Já observaram como são exímias bailarinas as folhas, quando estas caem?
Se não, eu vou tentar traduzir em palavras o espetáculo que eu pude perceber:

Enquanto a chuva caía rala, como lágrimas celestes que trazem o milagre da fertilidade para um camponês, uma alva e fofa nuvem era rude ao empurrar outra de sua espécie, porém negra, de um lado para o outro no céu fazendo a chuva diminuir.
Neste instante Éolo soprou! E a árvore de fronte a poça de água já iniciava seu lamento de perda: Com o peso da chuva e o poder do desprendimento trazido pelo vento de Éolo algumas de suas filhas/folhas seriam levadas embora.
Toda árvore sabe quando vai perder sua filha/folha.
São espertas as árvores, pois observam isso pelo grau de maturidade conferido a cada folha/filha por uma coloração que varia do amarelo ao marrom. E quando chega essa hora até a Mãe Natureza aparece para abraçar e confortar a Mãe Árvore, colocando sua mágica presença em ação.
É a Mãe natureza que se encarrega do serviço fúnebre das folhas/filhas e lhes dando um tratamento de honra: ela manda primeiro algumas de suas mais belas borboletas cumprirem sua tarefa do dia - e num vôo tranqüilo as borboletas cintilando preparam o ar para o ballet.
Quem passa por perto, recebe um susto com o vôo acetinado daquelas coloridas e aladas criaturas – na realidade o vôo das borboletas sobre a pessoas nada mais é do que uma permissão dada pela mãe natureza, por intermédio das borboletas, para que as pessoas possam ver com detalhes aquele rito sagrado de despedida.
Em segunda eis que surge um halo de luz - um presente final enviado por Apolo. Afinal a iluminação é muito importante para qualquer espetáculo além de significar uma forte elevação espiritual.
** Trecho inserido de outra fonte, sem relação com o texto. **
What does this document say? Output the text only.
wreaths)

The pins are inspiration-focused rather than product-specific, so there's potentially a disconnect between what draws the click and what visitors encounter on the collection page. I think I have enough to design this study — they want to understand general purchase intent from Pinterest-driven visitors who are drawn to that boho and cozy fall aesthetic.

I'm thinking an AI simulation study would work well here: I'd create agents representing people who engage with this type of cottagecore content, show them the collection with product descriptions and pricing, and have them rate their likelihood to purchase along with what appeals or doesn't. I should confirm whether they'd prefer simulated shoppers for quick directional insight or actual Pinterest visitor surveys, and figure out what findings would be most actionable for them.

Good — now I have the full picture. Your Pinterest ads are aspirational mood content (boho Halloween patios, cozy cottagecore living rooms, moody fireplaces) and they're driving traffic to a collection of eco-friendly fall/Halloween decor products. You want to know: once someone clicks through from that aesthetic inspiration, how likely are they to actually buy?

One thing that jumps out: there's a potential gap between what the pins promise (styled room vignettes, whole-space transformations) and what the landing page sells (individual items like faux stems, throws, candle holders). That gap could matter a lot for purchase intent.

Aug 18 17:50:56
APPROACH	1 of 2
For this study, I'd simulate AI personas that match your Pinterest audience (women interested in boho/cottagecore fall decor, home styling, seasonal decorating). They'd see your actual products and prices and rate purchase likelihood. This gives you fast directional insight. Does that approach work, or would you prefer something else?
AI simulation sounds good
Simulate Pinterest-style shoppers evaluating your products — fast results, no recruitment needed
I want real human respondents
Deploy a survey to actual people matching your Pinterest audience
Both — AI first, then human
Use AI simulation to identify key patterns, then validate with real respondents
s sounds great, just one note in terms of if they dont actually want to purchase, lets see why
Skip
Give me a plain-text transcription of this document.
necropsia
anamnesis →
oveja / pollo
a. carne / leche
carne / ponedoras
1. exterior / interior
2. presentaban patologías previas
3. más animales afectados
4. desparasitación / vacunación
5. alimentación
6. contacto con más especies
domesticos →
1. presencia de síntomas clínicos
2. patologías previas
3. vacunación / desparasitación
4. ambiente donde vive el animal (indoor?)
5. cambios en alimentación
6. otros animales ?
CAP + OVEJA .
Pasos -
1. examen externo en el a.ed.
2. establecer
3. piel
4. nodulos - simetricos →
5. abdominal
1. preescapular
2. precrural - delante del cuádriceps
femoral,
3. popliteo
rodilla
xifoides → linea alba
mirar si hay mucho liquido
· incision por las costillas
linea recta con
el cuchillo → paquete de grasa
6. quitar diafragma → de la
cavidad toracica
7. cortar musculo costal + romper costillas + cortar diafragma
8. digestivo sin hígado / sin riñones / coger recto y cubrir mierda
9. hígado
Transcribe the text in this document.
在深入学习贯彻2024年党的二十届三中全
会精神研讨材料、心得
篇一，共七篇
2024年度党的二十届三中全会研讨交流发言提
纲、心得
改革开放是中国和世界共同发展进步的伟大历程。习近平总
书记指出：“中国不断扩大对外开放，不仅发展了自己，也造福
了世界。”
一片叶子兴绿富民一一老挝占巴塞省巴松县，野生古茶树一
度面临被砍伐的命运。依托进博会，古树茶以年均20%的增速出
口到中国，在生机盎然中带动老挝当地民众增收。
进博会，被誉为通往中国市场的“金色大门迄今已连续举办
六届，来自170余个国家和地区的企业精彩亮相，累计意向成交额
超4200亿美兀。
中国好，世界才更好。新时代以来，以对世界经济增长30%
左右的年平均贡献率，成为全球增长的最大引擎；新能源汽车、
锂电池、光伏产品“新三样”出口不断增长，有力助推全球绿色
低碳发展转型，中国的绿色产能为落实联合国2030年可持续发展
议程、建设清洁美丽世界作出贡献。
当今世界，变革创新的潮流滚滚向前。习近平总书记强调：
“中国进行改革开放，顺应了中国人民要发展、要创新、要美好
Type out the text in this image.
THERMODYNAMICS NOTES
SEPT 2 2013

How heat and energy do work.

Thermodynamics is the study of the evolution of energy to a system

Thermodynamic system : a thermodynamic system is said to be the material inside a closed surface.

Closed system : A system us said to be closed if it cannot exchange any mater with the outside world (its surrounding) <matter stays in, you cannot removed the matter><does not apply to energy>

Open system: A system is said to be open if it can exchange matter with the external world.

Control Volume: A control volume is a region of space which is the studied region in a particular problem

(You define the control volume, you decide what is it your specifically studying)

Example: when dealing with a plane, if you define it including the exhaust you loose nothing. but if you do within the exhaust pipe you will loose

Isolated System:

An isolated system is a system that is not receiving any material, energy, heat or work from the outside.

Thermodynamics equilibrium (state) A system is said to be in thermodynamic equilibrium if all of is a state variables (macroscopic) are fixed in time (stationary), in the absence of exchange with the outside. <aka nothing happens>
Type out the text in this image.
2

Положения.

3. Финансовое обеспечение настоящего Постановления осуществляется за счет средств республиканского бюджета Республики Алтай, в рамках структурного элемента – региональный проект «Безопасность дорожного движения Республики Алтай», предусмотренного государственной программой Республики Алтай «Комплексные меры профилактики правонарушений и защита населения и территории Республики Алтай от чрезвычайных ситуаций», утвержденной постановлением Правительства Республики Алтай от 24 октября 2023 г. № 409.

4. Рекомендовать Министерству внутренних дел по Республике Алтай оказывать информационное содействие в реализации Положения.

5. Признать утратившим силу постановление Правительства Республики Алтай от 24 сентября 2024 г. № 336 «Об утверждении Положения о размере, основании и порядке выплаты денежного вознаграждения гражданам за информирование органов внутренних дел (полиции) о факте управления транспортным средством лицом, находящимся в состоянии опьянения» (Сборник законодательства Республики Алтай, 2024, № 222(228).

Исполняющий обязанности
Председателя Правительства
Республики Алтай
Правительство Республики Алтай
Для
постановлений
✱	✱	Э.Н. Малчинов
Com o espaço preparado e a luz bem colocada, a Mãe Árvore tenta ao máximo estabelecer uma última ligação com sua filha/folha... Ela envia um pouco mais de sua seiva para alimentar aquelas filhas que logo partirão; a mãe árvore junta levemente alguns de seus galhos na intenção de poder tocar por mais tempo cada folha...
Mas a árvore é lúcida. E sabe que já tem gravado no seu peito de crosta rude, porém macio, um forte afeto por aqueles entes que vê partindo.
Éolo sopra novamente avisando que é hora do espetáculo começar. É como se ele dissesse: - “Despeça-se, velha amiga, escute os pássaros gorjeando. Você já fez seu trabalho!”
É impressionante!!!
Do nada surge um coral de passarinhos que chega para dar melodia ao momento. De repente a árvore mãe sente um espasmo e a filha/folha se descola aos poucos. As borboletas vão ao seu encontro na tentativa de ajudá-la, como se pudessem interferir nos fios daqueles destinos.
E neste exato momento, neste instante que seria fatídico para alguns, é que se percebe o preparo de toda uma existência, de como aquelas filhas/folhas são bailarinas das melhores.
Éolo, o vento, sente a dor da mãe e se revolta. Ele manda mais vento,sem querer, parece um humano impulsivo e sem noção – e esta ação torna o espetáculo ainda mais belo. Por que as folhas/filhas dançam conforme a música que os pássaros gorjeiam sendo regidos pelo vento. Com a música as folhas dão piruetas, saltos, percorrem todo o salão que as borboletas lhes prepararam e terminam com seu gan finale tocando levemente o solo, sem dano algum, como se fossem plumas. Estão mortas!
Mas este fato não é o fim, não ainda.
Elas logo se transformarão em adubo e retornarão para os veios de sua mãe.


Epílogo

Ainda temos e teremos muitos vácuos dentro nós pela frente...
Teremos muitos caminhos escuros, sem halos de luz ou cantos de pardais, para fingirmos que são coloridos. Principalmente aqueles, cravados nas encostas do rio da melancolia, da angústia e da dor.
Parece que cada vez mais apreciamos a capacidade que nos corta dos olhos as coisas
belas e por isso não compreendemos ou compreendemos erroneamente cada detalhe importante e revelador lentamente – somos devagar!
E por isso, ás vezes, alguns são fadados a vagar segurando candelabros com asas aceso pela paixão; e a viver pairando os olhos sujos, imensamente sujos, sobre coisas que na maioria supérfluas estão.
Não haverá os dentes caninos da noite para trucidar aquela folha caída ao chão. Porém, existe o homem que sem compreender direito o sentido do ballet das folhas, vai recolher a filha/folha como se fosse um indigente e a jogar em algum lugar - no lixo talvez. Outros, porém, são mais cruéis e lhe ateiam fogo - aí sim, é o fim! É por esta razão última que a árvore chora! Não pelo ballet da filha.

Um comentário:

Celia Augusta Lopes Ferreira - Duquesa do Tipi, Baronesa do Cratinho de Açúcar, Consóror de Honra Efetiva da Confraria Gastronômica do Barão de Gourmandise disse...

Meu caro
Lindo texto, esse balet de vez em quando eu o vejo aqui de minha janela, e agradeço a infinita graça da vida!
Você me surpreende a cada dia, como as folhas a bailarem pelas ruas...congratulations!